On the other hand, a truth which is known through another, is understood by the intellect, not at once, but by means of the reason's inquiry, and is as a "term." This may happen in two ways: first, so that it is the last in some particular genus; secondly, so that it is the ultimate term of all human knowledge. And, since "things that are knowable last from our standpoint, are knowable first and chiefly in their nature" (Phys. i, text. 2, 3); hence that which is last with respect to all human knowledge, is that which is knowable first and chiefly in its nature. And about these is "wisdom," which considers the highest causes, as stated in Metaph. i, 1,2. Wherefore it rightly judges all things and sets them in order, because there can be no perfect and universal judgment that is not based on the first causes. But in regard to that which is last in this or that genus of knowable matter, it is "science" which perfects the intellect. Wherefore according to the different kinds of knowable matter, there are different habits of scientific knowledge; whereas there is but one wisdom.

Reply to Objection 1: Wisdom is a kind of science, in so far as it has that which is common to all the sciences; viz. to demonstrate conclusions from principles. But since it has something proper to itself above the other sciences, inasmuch as it judges of them all, not only as to their conclusions, but also as to their first principles, therefore it is a more perfect virtue than science.

Reply to Objection 2: When the formal aspect of the object is referred to a power or habit by one same act, there is no distinction of habit or power in respect of the formal aspect and of the material object: thus it belongs to the same power of sight to see both color, and light, which is the formal aspect under which color is seen, and is seen at the same time as the color. On the other hand, the principles of a demonstration can be considered apart, without the conclusion being considered at all. Again they can be considered together with the conclusions, since the conclusions can be deduced from them. Accordingly, to consider the principles in this second way, belongs to science, which considers the conclusions also: while to consider the principles in themselves belongs to understanding.

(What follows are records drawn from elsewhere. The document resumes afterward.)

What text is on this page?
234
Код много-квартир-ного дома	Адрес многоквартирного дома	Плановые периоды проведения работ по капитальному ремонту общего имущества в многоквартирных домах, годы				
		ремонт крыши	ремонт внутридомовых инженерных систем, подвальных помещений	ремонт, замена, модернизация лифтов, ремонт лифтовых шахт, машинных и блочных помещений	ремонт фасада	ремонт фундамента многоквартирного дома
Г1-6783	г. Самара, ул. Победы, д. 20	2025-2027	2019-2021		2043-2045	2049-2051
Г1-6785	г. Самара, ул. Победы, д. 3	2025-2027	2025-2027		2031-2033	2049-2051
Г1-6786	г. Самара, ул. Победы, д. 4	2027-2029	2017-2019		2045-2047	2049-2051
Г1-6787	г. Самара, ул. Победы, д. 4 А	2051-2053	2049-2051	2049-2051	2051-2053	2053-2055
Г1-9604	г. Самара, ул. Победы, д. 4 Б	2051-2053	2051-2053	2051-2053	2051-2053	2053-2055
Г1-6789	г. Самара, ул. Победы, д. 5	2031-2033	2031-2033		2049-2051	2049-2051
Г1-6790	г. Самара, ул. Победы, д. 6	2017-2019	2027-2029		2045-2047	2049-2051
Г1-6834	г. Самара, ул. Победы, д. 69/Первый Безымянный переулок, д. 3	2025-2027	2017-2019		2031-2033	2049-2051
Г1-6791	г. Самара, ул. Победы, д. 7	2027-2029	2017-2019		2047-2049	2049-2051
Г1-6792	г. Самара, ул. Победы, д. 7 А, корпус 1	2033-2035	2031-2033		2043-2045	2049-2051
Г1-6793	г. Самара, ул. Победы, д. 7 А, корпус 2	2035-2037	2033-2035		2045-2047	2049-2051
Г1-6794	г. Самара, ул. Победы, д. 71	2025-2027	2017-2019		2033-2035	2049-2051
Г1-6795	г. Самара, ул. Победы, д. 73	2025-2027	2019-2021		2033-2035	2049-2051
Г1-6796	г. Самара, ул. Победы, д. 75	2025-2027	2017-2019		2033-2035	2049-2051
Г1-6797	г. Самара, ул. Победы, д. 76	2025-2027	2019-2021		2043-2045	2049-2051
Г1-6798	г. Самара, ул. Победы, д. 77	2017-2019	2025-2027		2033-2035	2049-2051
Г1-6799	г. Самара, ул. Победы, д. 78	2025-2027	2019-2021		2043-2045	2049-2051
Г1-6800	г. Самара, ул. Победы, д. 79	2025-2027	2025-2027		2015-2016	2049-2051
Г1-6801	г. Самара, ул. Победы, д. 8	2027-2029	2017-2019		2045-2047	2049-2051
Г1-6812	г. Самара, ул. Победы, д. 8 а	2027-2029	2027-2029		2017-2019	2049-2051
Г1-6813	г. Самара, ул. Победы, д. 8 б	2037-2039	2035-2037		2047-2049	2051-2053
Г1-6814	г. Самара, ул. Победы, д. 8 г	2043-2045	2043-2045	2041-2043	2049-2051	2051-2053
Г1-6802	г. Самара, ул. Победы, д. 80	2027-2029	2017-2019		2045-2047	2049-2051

Consequently, if we consider the point aright, these three virtues are distinct, not as being on a par with one another, but in a certain order. The same is to be observed in potential wholes, wherein one part is more perfect than another; for instance, the rational soul is more perfect than the sensitive soul; and the sensitive, than the vegetal. For it is thus that science depends on understanding as on a virtue of higher degree: and both of these depend on wisdom, as obtaining the highest place, and containing beneath itself both understanding and science, by judging both of the conclusions of science, and of the principles on which they are based.

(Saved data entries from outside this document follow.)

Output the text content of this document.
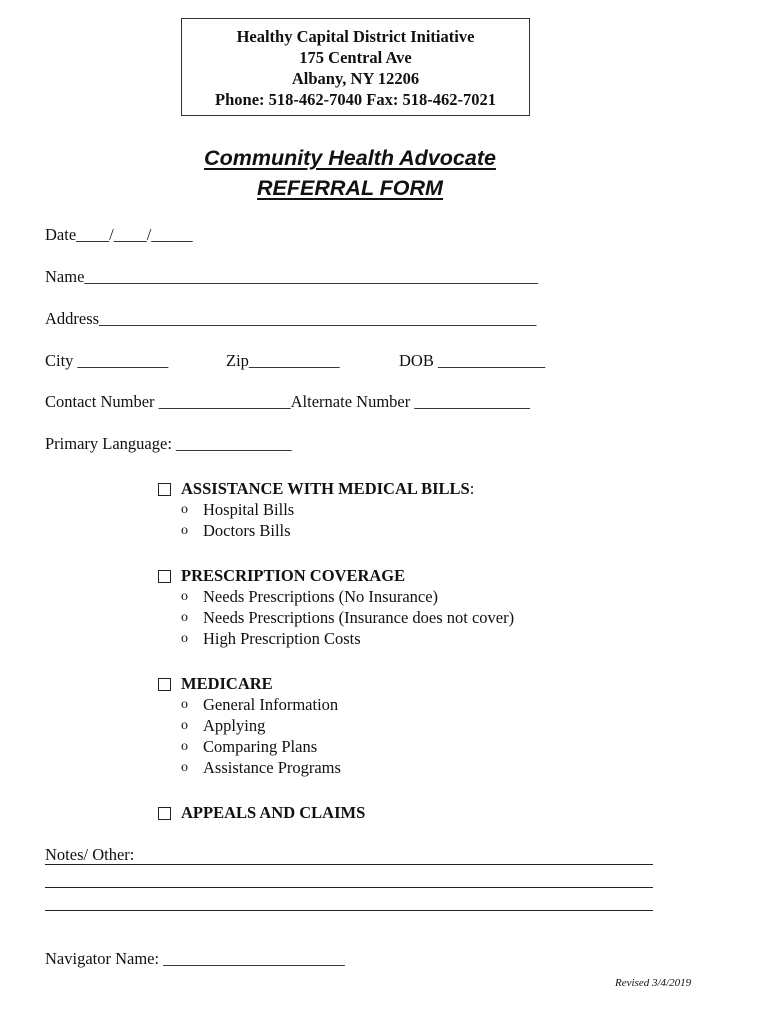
Healthy Capital District Initiative
175 Central Ave
Albany, NY 12206
Phone: 518-462-7040 Fax: 518-462-7021
Community Health Advocate
REFERRAL FORM
Date____/____/_____
Name_______________________________________________________
Address_____________________________________________________
City ___________	Zip___________	DOB _____________
Contact Number ________________Alternate Number ______________
Primary Language: ______________
ASSISTANCE WITH MEDICAL BILLS :
o Hospital Bills
o Doctors Bills
PRESCRIPTION COVERAGE
o Needs Prescriptions (No Insurance)
o Needs Prescriptions (Insurance does not cover)
o High Prescription Costs
MEDICARE
o General Information
o Applying
o Comparing Plans
o Assistance Programs
APPEALS AND CLAIMS
Notes/ Other:
Navigator Name: ______________________
Revised 3/4/2019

Reply to Objection 3: As stated above (Q[55], AA[3],4), a virtuous habit has a fixed relation to good, and is nowise referable to evil. Now the good of the intellect is truth, and falsehood is its evil. Wherefore those habits alone are called intellectual virtues, whereby we tell the truth and never tell a falsehood. But opinion and suspicion can be about both truth and falsehood: and so, as stated in Ethic. vi, 3, they are not intellectual virtues.